While doing some of the research on the New King James Version (NKJV) translation, I ran across a statement about the translators in What Today’s Christian Needs to Know about the New King James Version. The booklet mentions that “Interestingly enough, there were nine scholars who worked on both the NKJV and the New International Version” (p. 2).
The booklet does not mention who are the nine. I looked through some lists and found seven names in common:
- Edward M. Blaiklock, University of Auckland
- Lewis A. Foster, Cincinnati Bible Seminary
- Louis Goldberg, Moody Bible Institute
- Roland K. Harrison, Wycliffe College, Toronto
- Meredith G. Kline, Gordon-Conwell Theological Seminary
- G. Herbert Livingston, Asbury Theological Seminary
- Charles C. Ryrie, Dallas Theological Seminary
To make the comparisons between committees, I looked at The NIV Committee on Bible Translation and New King James Version at Bible Researcher, as well as NKJV Translators at Darkness to Light/Zeolla.org. The “NKJV Teams” (translators, reviewers, consultants, and editors) are listed in “Appendices A-D,” on pages 141-159 of The New King James Version: In the Great Tradition by Arthur L. Farstad.
Ryrie’s tenure with the NIV and NKJV would not have been at the same time, but he did work on both. He is listed as an NIV translator who resigned in 1977, and served on the NKJV review committee created in 1984. Livingston is listed as an NIV translator, and worked on the OT review committee for the NKJV. Blaiklock was a translator on the NKJV, and a consultant on the NIV. The other four apparently worked as translators on both projects. However, Harrison’s NKJV translation work seems to have been in 1984, though he had previously worked as a reviewer of the NKJV Old Testament.

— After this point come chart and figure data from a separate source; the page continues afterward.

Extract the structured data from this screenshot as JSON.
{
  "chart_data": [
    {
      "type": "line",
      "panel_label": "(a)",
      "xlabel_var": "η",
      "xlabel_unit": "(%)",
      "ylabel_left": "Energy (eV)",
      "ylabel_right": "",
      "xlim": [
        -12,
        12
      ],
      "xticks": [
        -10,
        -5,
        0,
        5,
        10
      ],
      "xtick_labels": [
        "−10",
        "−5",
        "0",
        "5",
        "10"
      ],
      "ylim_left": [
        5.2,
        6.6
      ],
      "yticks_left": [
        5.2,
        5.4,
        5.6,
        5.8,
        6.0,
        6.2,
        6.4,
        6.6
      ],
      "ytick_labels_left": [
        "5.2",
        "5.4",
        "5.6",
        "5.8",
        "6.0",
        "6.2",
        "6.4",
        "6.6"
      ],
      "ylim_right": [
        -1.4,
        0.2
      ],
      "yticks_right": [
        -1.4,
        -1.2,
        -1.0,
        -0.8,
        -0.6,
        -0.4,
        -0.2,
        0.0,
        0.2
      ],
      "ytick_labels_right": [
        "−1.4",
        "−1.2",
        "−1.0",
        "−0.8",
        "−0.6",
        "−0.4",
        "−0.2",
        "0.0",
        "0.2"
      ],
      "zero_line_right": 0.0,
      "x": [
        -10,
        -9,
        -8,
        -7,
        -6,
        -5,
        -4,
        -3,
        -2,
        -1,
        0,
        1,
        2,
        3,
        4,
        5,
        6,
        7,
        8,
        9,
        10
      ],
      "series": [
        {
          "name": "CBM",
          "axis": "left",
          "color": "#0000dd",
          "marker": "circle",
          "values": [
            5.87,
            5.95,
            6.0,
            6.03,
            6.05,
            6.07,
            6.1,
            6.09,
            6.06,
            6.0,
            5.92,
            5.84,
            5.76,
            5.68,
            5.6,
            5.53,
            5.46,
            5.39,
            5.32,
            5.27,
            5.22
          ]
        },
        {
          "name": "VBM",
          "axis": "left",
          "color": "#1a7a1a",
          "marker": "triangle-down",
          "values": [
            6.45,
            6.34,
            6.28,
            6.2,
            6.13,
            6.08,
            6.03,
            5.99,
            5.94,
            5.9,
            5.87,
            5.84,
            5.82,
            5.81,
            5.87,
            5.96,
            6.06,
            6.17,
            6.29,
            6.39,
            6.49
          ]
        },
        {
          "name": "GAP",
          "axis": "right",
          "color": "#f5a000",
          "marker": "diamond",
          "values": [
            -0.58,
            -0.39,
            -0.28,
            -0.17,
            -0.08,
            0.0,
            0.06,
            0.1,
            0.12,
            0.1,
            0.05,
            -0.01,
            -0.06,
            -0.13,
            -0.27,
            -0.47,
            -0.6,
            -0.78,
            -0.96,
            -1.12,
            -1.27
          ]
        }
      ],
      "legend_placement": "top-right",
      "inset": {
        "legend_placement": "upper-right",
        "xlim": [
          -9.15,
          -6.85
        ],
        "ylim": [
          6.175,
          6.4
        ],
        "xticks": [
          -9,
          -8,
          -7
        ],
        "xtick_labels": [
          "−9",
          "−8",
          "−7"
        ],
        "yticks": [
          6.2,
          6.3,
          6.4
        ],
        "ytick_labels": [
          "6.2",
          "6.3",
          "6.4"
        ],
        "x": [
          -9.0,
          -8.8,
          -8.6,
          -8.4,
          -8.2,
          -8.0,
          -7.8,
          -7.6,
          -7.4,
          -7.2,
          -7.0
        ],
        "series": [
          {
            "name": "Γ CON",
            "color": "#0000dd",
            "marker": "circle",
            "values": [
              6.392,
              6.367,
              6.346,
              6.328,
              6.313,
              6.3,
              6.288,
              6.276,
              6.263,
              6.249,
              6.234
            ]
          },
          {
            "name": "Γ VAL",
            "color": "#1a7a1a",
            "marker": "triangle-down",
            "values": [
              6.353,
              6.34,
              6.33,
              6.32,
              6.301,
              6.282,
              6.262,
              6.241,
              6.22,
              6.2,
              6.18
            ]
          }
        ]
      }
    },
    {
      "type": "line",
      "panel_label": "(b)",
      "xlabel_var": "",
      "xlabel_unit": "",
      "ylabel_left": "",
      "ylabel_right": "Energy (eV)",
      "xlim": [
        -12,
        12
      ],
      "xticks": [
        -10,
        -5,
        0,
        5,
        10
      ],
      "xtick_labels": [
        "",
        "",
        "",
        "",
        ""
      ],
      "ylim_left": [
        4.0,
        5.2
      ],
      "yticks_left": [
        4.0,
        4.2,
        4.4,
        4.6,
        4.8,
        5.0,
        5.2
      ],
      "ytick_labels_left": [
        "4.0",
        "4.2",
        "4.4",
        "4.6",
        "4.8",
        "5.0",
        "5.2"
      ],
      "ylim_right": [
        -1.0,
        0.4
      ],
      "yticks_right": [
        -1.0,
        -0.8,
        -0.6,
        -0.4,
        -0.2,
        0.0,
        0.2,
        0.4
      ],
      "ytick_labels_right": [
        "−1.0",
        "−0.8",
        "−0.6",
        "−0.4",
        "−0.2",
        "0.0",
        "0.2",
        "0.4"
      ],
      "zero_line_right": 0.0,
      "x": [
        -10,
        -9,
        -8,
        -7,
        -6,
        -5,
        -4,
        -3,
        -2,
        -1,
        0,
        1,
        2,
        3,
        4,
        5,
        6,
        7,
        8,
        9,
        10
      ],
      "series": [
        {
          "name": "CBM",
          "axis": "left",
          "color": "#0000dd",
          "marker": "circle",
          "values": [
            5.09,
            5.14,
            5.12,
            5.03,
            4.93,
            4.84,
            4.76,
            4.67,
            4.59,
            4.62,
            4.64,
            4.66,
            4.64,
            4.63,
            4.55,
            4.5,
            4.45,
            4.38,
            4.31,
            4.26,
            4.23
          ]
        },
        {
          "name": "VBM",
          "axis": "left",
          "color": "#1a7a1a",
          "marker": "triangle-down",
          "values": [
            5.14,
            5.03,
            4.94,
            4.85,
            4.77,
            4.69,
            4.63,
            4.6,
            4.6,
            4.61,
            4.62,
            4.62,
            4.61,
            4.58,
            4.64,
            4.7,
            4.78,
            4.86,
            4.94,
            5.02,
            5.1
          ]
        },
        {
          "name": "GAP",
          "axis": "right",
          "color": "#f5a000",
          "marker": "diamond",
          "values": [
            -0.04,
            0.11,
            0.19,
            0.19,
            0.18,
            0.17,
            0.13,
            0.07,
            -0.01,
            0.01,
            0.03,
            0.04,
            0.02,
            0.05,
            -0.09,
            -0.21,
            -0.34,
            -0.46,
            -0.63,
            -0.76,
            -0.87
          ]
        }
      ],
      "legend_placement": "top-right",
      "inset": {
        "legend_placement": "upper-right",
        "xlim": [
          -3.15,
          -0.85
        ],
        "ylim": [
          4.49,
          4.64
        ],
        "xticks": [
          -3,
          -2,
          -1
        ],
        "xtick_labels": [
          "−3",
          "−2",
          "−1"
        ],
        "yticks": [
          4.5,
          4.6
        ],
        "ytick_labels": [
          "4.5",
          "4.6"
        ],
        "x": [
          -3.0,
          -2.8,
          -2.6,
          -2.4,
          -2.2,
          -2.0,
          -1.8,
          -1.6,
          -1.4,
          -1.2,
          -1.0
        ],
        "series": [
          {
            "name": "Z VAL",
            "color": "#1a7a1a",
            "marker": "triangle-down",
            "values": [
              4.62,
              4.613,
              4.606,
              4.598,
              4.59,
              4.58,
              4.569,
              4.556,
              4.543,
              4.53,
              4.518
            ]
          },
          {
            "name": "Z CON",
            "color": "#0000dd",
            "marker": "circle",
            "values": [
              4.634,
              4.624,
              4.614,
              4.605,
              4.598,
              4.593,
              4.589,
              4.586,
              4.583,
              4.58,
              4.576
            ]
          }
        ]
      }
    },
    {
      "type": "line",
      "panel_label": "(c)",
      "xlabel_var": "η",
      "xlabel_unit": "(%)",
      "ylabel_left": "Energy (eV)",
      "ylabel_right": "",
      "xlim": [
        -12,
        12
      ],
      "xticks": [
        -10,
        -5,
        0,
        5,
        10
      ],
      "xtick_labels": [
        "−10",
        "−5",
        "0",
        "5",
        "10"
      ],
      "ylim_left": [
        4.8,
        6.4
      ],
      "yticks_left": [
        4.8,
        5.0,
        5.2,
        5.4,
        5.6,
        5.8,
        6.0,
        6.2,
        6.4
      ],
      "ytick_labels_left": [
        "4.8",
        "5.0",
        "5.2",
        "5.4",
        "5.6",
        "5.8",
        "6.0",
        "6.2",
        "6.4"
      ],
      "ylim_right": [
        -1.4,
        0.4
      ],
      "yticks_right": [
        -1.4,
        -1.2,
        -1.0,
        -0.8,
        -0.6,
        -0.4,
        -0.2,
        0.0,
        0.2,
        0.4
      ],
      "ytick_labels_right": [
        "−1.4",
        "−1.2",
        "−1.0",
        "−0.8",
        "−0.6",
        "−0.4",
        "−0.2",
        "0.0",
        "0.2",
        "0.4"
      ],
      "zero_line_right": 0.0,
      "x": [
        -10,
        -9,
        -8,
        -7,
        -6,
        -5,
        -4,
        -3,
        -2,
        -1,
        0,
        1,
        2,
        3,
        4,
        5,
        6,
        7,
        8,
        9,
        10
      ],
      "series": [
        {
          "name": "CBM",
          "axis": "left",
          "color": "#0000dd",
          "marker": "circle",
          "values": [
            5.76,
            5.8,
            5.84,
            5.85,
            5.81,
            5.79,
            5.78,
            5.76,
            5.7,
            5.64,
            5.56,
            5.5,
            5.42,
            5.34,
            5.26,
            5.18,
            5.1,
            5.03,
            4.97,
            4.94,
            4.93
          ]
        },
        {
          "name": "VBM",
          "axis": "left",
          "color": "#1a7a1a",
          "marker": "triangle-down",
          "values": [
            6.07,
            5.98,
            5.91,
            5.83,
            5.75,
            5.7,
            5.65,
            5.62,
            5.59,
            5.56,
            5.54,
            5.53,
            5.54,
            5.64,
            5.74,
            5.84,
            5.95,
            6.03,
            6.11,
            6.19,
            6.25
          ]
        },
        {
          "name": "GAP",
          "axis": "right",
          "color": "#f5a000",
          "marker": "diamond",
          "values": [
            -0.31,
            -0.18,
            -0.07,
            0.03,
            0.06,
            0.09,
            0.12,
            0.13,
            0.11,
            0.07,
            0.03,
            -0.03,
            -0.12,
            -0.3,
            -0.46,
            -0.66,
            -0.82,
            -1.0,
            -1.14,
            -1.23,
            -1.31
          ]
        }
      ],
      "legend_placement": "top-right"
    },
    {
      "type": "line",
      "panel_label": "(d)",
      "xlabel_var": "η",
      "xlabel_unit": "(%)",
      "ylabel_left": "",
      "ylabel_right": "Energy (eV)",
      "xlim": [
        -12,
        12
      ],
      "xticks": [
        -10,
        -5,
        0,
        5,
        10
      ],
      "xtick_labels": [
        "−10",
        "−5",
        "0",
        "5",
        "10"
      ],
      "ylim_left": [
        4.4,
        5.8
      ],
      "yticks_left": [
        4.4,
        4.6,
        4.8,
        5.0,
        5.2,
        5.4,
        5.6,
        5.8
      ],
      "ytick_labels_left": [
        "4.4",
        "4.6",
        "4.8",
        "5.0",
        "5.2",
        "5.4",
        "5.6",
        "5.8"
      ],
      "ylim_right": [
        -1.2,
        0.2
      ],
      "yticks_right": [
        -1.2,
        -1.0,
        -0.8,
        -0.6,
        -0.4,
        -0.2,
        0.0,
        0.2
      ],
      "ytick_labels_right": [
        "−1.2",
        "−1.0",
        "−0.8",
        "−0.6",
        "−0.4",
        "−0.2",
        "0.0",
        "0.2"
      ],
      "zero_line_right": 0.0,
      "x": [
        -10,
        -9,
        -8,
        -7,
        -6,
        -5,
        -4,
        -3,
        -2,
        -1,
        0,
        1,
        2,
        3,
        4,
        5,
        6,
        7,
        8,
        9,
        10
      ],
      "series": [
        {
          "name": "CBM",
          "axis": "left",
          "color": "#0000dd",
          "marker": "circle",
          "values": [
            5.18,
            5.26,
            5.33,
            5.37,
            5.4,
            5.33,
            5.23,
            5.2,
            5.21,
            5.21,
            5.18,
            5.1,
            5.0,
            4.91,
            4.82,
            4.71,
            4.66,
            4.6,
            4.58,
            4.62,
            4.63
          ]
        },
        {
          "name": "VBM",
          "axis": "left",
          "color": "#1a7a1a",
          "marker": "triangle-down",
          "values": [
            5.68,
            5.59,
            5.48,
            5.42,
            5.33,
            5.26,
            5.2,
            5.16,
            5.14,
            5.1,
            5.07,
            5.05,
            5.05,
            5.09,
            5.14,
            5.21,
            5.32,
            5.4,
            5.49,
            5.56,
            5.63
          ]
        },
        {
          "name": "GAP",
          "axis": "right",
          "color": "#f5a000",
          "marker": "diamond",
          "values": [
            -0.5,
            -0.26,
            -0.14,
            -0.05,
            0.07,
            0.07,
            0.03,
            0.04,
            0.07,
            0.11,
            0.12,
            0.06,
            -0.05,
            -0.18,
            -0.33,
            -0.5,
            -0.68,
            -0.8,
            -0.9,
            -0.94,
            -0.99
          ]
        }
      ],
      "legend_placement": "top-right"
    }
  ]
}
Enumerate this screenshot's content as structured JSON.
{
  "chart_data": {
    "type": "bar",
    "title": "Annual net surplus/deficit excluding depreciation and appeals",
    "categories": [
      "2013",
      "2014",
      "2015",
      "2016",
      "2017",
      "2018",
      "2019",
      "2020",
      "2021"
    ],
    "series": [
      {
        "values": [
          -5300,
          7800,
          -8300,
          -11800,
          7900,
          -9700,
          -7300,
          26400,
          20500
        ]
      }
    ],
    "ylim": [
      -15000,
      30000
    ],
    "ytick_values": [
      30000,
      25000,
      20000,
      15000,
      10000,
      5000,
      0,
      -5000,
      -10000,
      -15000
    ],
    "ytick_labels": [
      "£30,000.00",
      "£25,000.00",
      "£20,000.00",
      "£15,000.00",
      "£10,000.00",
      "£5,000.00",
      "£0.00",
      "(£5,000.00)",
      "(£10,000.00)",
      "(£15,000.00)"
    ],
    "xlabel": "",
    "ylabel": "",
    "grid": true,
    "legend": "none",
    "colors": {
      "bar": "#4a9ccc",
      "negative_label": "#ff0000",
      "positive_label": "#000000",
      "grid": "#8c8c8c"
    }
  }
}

I did not find the other two, though I could have simply missed them. My list is at seven, while theirs is at nine. The author may have worked from other lists of translators that were slightly different from those I found. On the other hand, there might be two people mistaken as the same person. For example, Alfred Martin and Alvin Martin could have been mistook as the same person, either by the researcher or perhaps on some lists.
Yes, it is interesting to find some of the translators on both committees of these two very different Bible projects. The booklet referred to above concluded “it is difficult to understand how these men could work on both translations.” Or, perhaps not, since the NKJV translators were not committed proponents of the Textus Receptus, but rather preferred either the Critical Text or Majority Text.